Posted by: Drive By Media Victim | June 5, 2008 10:35 AM
Here's some advice I've racked up over the years:
1.) Diversification is the only free lunch. If you have more than 20% of your overall investment portfolio in one stock / industry, you are asking for trouble.
2.) Financial Planners, Stock Brokers etc are interested in selling you products that make them good commissions. Do your own investment homework. Easy to read investment books by "The Motley Fool" (www.fool.com) are a great starting point. If you don't have the time or inclination, you knowingly run the risk of under performance.
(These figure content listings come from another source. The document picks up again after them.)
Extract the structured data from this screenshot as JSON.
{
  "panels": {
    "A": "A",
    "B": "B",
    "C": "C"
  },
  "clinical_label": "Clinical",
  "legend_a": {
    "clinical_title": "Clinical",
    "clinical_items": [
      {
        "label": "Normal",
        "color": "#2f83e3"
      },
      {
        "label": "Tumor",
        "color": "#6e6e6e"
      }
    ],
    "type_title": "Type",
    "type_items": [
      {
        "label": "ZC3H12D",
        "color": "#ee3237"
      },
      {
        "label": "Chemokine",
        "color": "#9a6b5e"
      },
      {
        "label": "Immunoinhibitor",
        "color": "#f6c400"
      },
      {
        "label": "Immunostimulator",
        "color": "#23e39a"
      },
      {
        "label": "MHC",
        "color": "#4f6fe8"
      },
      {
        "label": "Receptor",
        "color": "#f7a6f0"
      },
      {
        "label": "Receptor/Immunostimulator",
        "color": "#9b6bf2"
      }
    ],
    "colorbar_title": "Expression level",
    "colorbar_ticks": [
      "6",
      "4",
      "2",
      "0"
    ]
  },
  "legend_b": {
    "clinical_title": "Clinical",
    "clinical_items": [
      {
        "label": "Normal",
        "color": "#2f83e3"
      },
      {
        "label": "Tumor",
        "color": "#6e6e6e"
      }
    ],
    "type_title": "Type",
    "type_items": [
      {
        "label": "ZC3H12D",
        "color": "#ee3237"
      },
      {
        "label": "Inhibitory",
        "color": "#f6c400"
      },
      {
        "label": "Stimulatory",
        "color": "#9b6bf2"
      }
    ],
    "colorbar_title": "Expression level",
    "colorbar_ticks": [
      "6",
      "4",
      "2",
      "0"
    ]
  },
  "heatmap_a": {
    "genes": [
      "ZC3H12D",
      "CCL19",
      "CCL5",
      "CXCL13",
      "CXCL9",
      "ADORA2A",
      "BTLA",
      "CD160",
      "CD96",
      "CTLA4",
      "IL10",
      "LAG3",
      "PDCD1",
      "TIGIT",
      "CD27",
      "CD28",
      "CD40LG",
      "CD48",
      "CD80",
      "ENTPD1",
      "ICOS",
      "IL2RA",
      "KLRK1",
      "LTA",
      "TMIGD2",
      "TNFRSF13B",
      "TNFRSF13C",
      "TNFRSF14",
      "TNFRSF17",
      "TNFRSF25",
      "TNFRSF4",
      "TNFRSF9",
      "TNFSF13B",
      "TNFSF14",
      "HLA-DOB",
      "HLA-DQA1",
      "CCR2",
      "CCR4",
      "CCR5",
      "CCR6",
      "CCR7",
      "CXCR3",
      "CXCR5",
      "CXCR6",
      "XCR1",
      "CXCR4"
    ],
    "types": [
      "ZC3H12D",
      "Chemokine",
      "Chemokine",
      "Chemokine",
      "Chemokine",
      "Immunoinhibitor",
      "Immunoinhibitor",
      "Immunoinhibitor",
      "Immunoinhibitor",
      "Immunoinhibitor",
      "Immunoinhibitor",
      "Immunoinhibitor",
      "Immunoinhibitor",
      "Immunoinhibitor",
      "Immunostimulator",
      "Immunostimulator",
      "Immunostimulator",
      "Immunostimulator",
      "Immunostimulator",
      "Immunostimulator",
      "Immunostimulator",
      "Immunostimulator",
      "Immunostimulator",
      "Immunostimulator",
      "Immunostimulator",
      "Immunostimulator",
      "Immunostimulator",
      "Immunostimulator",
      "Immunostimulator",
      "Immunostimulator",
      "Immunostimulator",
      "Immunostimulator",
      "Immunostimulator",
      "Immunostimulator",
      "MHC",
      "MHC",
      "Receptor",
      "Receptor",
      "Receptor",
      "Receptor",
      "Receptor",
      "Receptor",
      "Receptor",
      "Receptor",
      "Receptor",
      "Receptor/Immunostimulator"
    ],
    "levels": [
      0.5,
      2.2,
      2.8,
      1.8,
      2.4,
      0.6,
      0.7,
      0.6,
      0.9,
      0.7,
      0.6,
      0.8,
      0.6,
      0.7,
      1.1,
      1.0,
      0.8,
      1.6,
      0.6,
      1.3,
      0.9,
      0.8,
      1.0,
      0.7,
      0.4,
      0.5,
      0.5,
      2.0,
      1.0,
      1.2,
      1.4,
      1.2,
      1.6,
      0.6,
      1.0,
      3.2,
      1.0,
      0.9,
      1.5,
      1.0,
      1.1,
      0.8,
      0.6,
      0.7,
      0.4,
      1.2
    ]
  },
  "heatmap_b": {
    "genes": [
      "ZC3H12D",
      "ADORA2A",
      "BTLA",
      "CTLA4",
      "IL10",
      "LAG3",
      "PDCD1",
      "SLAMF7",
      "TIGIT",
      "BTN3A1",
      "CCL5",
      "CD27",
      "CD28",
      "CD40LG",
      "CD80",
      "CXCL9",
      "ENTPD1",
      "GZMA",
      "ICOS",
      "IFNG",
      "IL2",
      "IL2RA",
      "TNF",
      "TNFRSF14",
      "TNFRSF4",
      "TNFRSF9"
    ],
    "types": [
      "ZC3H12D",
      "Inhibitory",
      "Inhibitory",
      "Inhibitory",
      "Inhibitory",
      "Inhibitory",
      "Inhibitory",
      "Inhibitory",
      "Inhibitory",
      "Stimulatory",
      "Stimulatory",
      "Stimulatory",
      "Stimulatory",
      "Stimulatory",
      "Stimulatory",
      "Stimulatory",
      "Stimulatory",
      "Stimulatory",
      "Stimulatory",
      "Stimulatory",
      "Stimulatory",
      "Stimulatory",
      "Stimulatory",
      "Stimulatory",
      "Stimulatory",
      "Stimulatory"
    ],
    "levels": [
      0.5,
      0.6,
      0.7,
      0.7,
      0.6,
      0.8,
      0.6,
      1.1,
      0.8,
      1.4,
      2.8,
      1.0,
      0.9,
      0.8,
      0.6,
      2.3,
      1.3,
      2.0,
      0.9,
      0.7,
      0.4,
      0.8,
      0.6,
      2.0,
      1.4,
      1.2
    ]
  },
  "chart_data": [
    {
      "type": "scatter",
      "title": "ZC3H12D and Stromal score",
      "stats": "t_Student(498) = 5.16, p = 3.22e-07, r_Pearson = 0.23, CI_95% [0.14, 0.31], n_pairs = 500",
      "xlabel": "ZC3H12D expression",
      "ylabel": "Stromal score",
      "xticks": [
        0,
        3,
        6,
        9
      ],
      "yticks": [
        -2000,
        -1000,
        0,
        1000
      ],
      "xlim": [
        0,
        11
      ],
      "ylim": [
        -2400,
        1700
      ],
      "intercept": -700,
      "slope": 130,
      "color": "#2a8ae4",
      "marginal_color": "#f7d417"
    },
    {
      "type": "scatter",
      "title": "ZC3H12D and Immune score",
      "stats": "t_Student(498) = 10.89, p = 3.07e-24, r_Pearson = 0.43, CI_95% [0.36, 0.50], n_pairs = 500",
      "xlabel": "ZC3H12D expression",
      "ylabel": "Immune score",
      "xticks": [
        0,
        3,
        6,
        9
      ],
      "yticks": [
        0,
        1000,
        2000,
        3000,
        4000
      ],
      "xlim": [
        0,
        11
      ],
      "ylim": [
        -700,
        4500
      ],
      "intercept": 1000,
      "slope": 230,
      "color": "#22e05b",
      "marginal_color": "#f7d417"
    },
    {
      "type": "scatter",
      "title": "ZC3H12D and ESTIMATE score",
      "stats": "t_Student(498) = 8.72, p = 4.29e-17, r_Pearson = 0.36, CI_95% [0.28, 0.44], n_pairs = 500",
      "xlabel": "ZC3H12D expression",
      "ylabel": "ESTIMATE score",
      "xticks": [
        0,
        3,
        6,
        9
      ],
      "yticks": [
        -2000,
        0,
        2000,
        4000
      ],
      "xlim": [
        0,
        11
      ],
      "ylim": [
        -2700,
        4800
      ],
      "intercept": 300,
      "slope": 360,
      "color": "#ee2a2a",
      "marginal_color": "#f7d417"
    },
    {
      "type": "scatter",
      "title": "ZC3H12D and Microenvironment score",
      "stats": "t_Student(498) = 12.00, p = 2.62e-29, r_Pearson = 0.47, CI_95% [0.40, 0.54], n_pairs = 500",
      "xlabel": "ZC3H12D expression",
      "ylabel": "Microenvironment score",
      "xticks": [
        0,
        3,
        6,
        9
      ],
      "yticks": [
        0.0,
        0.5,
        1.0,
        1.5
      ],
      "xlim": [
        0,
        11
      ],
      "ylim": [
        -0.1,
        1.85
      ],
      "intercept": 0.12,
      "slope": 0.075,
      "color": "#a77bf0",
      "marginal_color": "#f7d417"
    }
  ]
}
3.) Active mutual funds have other, overbearing objectives other than 'beating the market,' such as attracting new funds. Over 95% of mutual funds cannot beat the S&P 500 index, which is the generally accepted measuring stick for fund performance. Don't invest your time trying to find the best active mutual fund, falling for the 1-year, 5-year and 10-year past performance measures. Find a cheap S&P500 index fund and buy it over time.
4.) For less risky investments, shop around for the best CD, money market and saving account returns. Bankrate.com is a great resource to reduce the time investment required to find greater yield in low/no risk, short term investments.
5.) If you have a prime credit rating, move credit card balances into a 12-month 0% interest APR credit card via a balance transfer. You can save a lot of interest and manage your cash flow in the short term.
6.) Need a loan or are seeking further diversification, consider using www.prospect.com as an alternative to banks. This peer-to-peer banking business model cuts out the banks and offers another way to diversify your investments and borrow money if necessary.
7.) Re-visit your overall investment portfolio mix as you get older. While most investors love equities, you might be pressing your luck with too much stock if you are not far from retirement. One or two bad down years can wipe out a significant portion of your portfolio if you do not adjust it for risk tolerance as you approach your retirement years.
That's all I have for now. I hope it was helpful.
HeatFan4Life
Posted by: HeatFan4Life | June 5, 2008 11:53 AM
Why does it seem shocking yet at the same time, not so much?
It seems that this group of professionals does not have a unified game plan for their clients for three good reasons.
There is money to made in confusion. If you can keep the theories shifting, the folks who pay for these services believe that they are doing better than their peers - and that brings me to my second point.
We spend far too much time creating benchmarks based on another person's idea of successful investing and retirement planning. Financial planners know this and try to "tailor" your investments accordingly, making them seem so personal.
The guy who suggests his client index should do exactly that. Perhaps a growth index (mid-cap or small-cap) a value index (large-cap) and emerging market and an international index would suit just about every investor's needs. Which makes the financial planner obsolete. Not only will that client save money in fees for the financial planner, they will also be paying less for the funds.
Posted by: Paul Petillo | June 5, 2008 6:26 PM
It's time for everyone to recognize that beating the market is not possible on a consistent basis.
What's important is finding an investment method that suits the investor's personal comfort zone. My personal favorite involves using options to both a) enhance investment returns, and b) reduce the risk of investing.